Contact information
Instructor: Kerby Shedden (kshedden@umich.edu)
Instructor office: 277 West Hall
Instructor office hours: 3-4 Monday, 11:30-12:30 Thursday; course-related emails are welcome
GSI: Ketian Yu (yukt@umich.edu)
GSI office hours: Thursday 2-5, 1720 Chemistry
Key dates
In-class exam: Tuesday, October 25th
Project due: TBD
Final exam: Tuesday December 20th, 4-6
Grading information:
In-class exam: 20%
Final exam: 30%
Project: 20%
~6 homework sets: 30%
Pre-requisites:
You should have taken an intermediate applied statistics course such as U-M Stat 500, and you should be comfortable programming in at least one programming language.
Course description:
Statistics 506 covers a variety of topics related to the use of computing in data management and data analysis. We will cover the topics listed below, as well as a number of case studies.
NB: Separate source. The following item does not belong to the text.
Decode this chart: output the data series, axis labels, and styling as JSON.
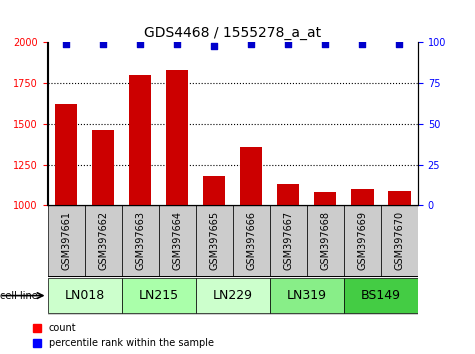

Overview of computing languages for working with data
Basic use of the Linux shell and utilities
Basic Stata
Basic computer architecture and networking
Basic data structures and algorithms
Basic R
Data file formats and data containers
Indexed data structures
Merging data
dplyr and other tools for split/apply/combine in R
Basic numerical linear algebra and other key numerical algorithms
Testing, verification and reproducibility of computing-based data analyses
Vectorization
R internals
Profiling and debugging in R
Basic SAS
Maintenance, extensibility, and documentation of code; designing code libraries for re-use
Working with text data
Working with geospatial data
SQL
Distributed, concurrent, and parallel computing
Apache Spark and Hadoop
Computing resources
All the software used in this course is available without charge to U-M students. Some of the software (e.g. R) is open source and you can download and run it on your personal machine.